Term projects: presentations.

## Statistical Parsers, cont'd

### Evaluating Parsers

Constituent Parsers: the accuracy of constituent parsers is stated in terms of labeled constituent recall/precision/F-measure when compared to a standard parse. Comparison against a standard parse is feasible because UPenn parses have become such a widely used standard. (Text, sectionn 14.7). (Sofware at http://nlp.cs.nyu.edu/evalb/.)

Dependency Parsers: the accuracy of dependency parsers is generally stated in terms of the fraction of tokens for which the proper head and dependency label is assigned; unlabeled dependency may also be reported (see, for example, Nivre and Scholz).

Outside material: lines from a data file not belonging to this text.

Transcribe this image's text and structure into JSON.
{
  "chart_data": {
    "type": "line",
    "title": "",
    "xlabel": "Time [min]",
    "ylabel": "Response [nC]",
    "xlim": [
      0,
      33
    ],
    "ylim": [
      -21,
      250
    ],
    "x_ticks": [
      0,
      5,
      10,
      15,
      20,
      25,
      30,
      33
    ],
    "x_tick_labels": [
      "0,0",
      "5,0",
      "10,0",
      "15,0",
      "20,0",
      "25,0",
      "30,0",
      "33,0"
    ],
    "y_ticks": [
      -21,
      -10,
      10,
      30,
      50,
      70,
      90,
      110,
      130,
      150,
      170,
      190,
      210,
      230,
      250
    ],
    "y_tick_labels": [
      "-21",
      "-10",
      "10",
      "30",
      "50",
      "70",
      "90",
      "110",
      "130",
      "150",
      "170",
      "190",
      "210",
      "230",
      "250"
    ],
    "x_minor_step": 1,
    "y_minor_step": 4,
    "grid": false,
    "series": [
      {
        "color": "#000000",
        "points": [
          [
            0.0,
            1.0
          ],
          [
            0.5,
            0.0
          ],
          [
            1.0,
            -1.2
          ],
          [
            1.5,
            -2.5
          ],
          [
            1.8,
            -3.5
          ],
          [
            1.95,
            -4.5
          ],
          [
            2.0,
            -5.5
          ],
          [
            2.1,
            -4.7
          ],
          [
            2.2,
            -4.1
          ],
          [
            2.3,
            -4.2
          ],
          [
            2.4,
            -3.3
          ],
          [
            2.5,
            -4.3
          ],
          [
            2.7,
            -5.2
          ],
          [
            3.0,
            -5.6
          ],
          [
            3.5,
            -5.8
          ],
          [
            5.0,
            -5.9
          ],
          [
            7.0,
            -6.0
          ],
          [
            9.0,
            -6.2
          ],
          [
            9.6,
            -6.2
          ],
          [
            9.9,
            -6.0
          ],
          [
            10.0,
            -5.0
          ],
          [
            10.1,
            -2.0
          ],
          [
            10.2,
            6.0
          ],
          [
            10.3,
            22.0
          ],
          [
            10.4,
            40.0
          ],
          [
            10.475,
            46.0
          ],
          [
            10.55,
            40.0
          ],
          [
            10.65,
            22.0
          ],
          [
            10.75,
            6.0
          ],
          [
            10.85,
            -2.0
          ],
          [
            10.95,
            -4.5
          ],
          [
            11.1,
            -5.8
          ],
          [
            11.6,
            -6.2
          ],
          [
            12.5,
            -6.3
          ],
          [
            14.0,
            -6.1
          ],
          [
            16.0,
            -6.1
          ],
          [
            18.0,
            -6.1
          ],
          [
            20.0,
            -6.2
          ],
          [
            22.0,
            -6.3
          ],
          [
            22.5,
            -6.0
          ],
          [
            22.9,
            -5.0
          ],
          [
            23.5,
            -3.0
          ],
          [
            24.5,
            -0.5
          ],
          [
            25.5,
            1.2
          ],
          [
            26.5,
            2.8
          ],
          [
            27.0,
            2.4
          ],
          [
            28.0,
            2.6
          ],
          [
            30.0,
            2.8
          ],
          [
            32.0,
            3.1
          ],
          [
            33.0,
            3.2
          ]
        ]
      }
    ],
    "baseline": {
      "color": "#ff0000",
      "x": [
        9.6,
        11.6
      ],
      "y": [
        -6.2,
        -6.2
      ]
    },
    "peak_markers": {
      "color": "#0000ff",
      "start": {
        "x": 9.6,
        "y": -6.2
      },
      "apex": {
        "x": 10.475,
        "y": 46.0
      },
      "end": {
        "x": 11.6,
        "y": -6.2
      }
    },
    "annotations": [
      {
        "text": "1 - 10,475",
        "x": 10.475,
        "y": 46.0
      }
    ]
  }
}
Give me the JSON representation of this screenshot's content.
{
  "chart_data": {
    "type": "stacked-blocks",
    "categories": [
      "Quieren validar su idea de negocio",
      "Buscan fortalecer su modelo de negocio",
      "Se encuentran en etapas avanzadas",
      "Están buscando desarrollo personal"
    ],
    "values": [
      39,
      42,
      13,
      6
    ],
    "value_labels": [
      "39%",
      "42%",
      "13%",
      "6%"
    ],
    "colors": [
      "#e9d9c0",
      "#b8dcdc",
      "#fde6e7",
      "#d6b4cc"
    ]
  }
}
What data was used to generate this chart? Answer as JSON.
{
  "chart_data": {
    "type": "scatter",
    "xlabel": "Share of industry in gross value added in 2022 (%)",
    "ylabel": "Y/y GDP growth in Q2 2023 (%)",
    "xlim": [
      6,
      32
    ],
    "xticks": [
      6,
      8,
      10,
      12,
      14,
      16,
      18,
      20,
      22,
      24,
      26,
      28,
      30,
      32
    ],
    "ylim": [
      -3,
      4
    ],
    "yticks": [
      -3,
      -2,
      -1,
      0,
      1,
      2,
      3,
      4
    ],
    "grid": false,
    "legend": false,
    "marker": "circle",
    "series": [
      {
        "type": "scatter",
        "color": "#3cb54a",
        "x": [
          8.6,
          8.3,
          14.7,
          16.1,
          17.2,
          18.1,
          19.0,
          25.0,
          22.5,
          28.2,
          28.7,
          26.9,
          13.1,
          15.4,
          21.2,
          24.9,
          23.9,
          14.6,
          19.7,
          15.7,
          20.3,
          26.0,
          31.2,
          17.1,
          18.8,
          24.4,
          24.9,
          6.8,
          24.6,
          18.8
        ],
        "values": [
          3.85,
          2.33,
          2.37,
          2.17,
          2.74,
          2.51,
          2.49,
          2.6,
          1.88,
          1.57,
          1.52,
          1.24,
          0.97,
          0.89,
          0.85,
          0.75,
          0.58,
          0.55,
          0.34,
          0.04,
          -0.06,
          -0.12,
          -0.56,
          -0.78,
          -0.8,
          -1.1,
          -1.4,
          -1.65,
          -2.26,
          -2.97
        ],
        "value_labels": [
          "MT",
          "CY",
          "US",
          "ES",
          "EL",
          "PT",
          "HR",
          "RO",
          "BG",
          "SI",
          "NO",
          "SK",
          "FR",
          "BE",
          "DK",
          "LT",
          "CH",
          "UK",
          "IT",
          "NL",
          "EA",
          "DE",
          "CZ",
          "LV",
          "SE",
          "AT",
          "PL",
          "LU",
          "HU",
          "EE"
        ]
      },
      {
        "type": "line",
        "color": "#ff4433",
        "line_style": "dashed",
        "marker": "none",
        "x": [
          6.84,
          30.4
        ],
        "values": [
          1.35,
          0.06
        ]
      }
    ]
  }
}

Typical scores for constituent and dependency parsers are now in the low 90's.

### Fast Dependency Parsers

Dependency parses can be generated easily from constituent parses, so we can generate a constituent parse using a CKY parser in time n3 and then convert it to a dependency parse. In the past few years, there has been considerable interest in producing dependency parses directly and quickly.

One benefit of dependency trees is that they can handle discontinuous constituents, as in "A hearing is scheduled on the issue today" [Nivre and McDonald 2008]. These are not common in English, but are much more common in languages with freer word order. Trees with such crossing edges are termed non-projective dependency parses.

We will discuss three general approaches: graph-based, transition-based, and easy-first.

#### Graph-based parsers

Graph-based parsers make an exhaustive search of possible dependency structures, seeking the highest-scoring tree. The score of a tree is the product (or sum) of the scores of the individual arcs; the score of an arc may represent its probability (as for a probabilistic constituent grammar) or some other linear combination of features. There are implementations which are similar to CKY parsers and take time O(n3) (J. Eisner, COLING 1996).

#### Transition-based parsers

Transition-based parsers (also called shift-reduce parsers) are deterministic left-to-right parses. They are similar to the parsers used for programming languages. Given an input sequence and a stack, at each step the parser can push the next word onto the stack or link the top item on the stack with the next word in the input. The decision is made by a classifier which takes as inputs the current state of the stack and a limited number of words ahead in the input sequence. The classifier is trained by converting each dependency tree to a transition sequence which generates that tree. This is a linear-time (O(n)) algorithm.

Making deterministic decisions with limited look-ahead limits the accuracy of the parser. The effect can be reduced by maintaining multiple states. Beam search keeps the top beam-width states. Equivalent states can be merged (Huang and Sagae 2010).

One widely-used parser of this type is the MALT parser.